Now another significant landmark has been passed by Apple,... In January, for the first time in almost a year, total Windows PC sales growth surpassed that of Apple. Apple sales and revenue dropped 6 percent and 11 percent respectively during the month of January compared to December.
Windows PCs, on the other hand, saw sales increase by 13 percent.
Lets see them keep singing to the tune of "We don't know how to make a $500 computer that's not a piece of junk." It's too bad that it seems everybody else does Apple...
Also, if you think apple will live up to their threats on palms pre interface think again. Engadget.com did a nice little comparison of pattent infringments between the two devices (remember, between their many devices since 1992 palm has made something with pretty much every feature the Iphone has...)
If you're going to say that the Pre crosses the boundaries of Apple's spring-back edge scrolling patent, you're really not in a position to say that the iPhone doesn't similarly ape Palm's call-management patent -- or the brightness patent, or the contacts patent, or the dim-during-sync patent, or... you get the idea. Apple might be the more infamous IP juggernaut, but Palm has literally hundreds of patents of its own, and we managed to dig up four that seem to directly implicate the iPhone in just a few hours of searching. Imagine what Palm's lawyers could do, armed with their actual knowledge of what Palm owns and the motivation of some serious hourly fees.

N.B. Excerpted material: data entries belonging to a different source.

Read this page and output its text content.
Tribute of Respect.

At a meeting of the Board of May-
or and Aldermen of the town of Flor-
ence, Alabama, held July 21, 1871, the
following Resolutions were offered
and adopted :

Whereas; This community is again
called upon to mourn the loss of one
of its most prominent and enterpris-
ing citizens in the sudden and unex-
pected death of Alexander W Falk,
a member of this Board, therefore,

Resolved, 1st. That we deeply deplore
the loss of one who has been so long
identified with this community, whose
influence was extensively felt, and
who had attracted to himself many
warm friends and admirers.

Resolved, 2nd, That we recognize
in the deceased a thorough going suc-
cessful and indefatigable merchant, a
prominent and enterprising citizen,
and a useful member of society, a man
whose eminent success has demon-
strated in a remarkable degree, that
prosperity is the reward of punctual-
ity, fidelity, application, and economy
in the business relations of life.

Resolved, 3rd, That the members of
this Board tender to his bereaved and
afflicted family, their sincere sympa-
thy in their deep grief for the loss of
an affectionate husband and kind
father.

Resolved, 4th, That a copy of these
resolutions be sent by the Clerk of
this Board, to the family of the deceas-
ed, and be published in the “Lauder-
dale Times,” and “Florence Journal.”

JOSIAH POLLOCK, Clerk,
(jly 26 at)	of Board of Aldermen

Speaking of tidy sums, we haven't even begun to talk about the money involved here, and it's a lot -- enough to seriously tip the scales. Let's say Palm were to win: not only might Apple lose its patents, the court would at the very least award Palm royalties for the patents the iPhone infringes, and at over 16m iPhones sold so far, even a few percentage points adds up fast -- we're talking hundreds of millions of dollars. If Apple wins? Well, Palm hasn't sold any Pres yet, so its exposure to royalty payments is much lower -- and potentially losing some older patents it may or may not even be using doesn't seem like a terrible punishment.
1 comment:
That would be such a fun court case...
What I don't understand is why, if plam has a good case and many millions to gain, they don't sue over it. I mean if these sorts of patents cant be enforced then why should the exist at all?